- Film poster
- Directed by: Ana Rocha Fernandes Torsten Truscheit
- Produced by: Thomas Reisser Marcus Machura
- Starring: Tyron Ricketts Sven Pippig Ronnie Janot Mayra Andrade Ralph Martin Malayka Fernandes
- Cinematography: Philipp Timme
- Music by: Andreas Schäfer Mayra Andrade
- Production company: Niama-Film GmbH (Stuttgart)
- Distributed by: ARTE
- Release date: 27 October 2010;
- Running time: 25 minutes
- Country: Germany
- Language: German

= Das Rauschen des Meeres =

Das Rauschen des Meeres (lit. 'The Sound of the sea') is a 2010 short drama film directed by Ana Rocha Fernandes and Torsten Truscheit. It was filmed in 2009. The movie features Tyron Ricketts and Cape Verdean singer Mayra Andrade.

==Synopsis==
A refugee from Africa has been sitting in a detained prison for several days without any papers of his identity. When it is assumed, the detainee could take his life, a guard would be taken care of him. He discovers that refugee with a photo depicting a little girl. As a result, the attendant becomes interested in the prisoner and a friendship develops between the two.

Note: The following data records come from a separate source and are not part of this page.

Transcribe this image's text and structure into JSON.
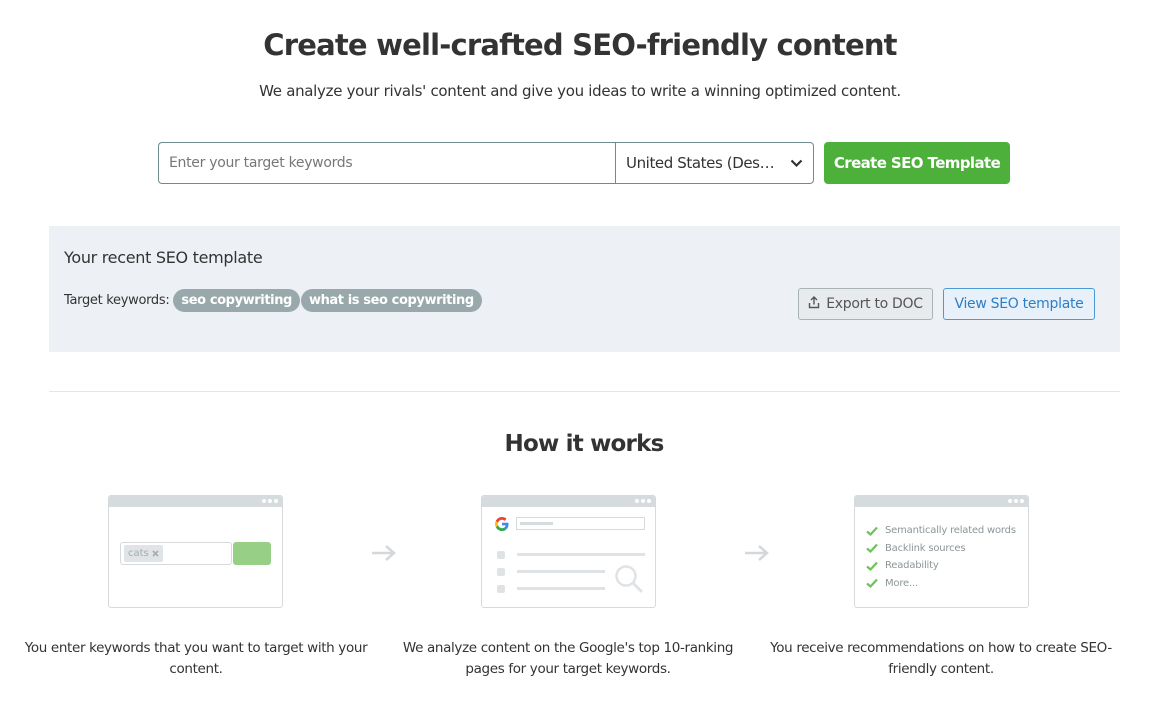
{
  "hero": {
    "title": "Create well-crafted SEO-friendly content",
    "subtitle": "We analyze your rivals' content and give you ideas to write a winning optimized content."
  },
  "search": {
    "keywords_placeholder": "Enter your target keywords",
    "keywords_value": "",
    "country_value": "United States (Des…",
    "create_button": "Create SEO Template"
  },
  "recent": {
    "title": "Your recent SEO template",
    "keywords_label": "Target keywords:",
    "keywords": [
      "seo copywriting",
      "what is seo copywriting"
    ],
    "export_button": "Export to DOC",
    "view_button": "View SEO template"
  },
  "how_it_works": {
    "title": "How it works",
    "steps": [
      {
        "illustration": "keyword-input-illustration",
        "chip_text": "cats",
        "text": "You enter keywords that you want to target with your content."
      },
      {
        "illustration": "google-results-illustration",
        "text": "We analyze content on the Google's top 10-ranking pages for your target keywords."
      },
      {
        "illustration": "recommendations-illustration",
        "checklist": [
          "Semantically related words",
          "Backlink sources",
          "Readability",
          "More..."
        ],
        "text": "You receive recommendations on how to create SEO-friendly content."
      }
    ]
  },
  "colors": {
    "primary_green": "#4db03a",
    "panel_bg": "#edf1f5",
    "chip_bg": "#99a9ab",
    "link_blue": "#2b7ec7",
    "check_green": "#6cc35a"
  }
}
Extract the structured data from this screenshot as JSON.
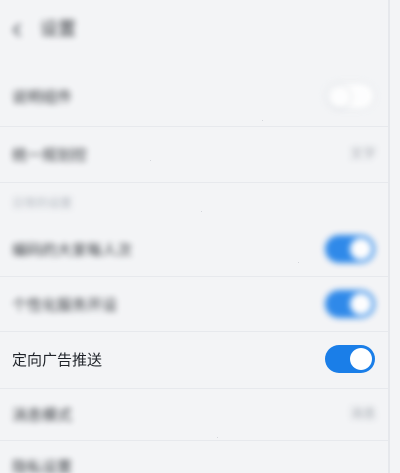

Later, the guard risks his employment to help the prisoner escape from the detained prison so that he can find his daughter, the girl in the photo.

==Cast==
- Tyron Ricketts - prisoner
- Sven Pippig - prisoner of war
- Ronnie Janot - law enforcement mother
- Mayra Andrade - mother
- Ralph Martin
- Malayka Fernandes - daughter

==Production and release==
Niama-FIlm GmbH in Stuttgart produced the film in cooperation with Southwest State Radio, ARTE and the Bayerischer Rundfunk. It was filmed in Stuttgart and Kehl. It was shown at a German film festival on October 27, 2010. The film later aired on ARTE network on 19 December.

==Nomination==
On December 11, 2011, two German films Raju, directed by Max Zähle and Das Rauschen des Meeres were submitted to be one of the around a hundred films to be selected as a nomination for Best Live Action Short Film. On January 24, 2012, AMPAS chose to nominate the film Raju as a candidate for an Oscar for Best Live Action Short Film.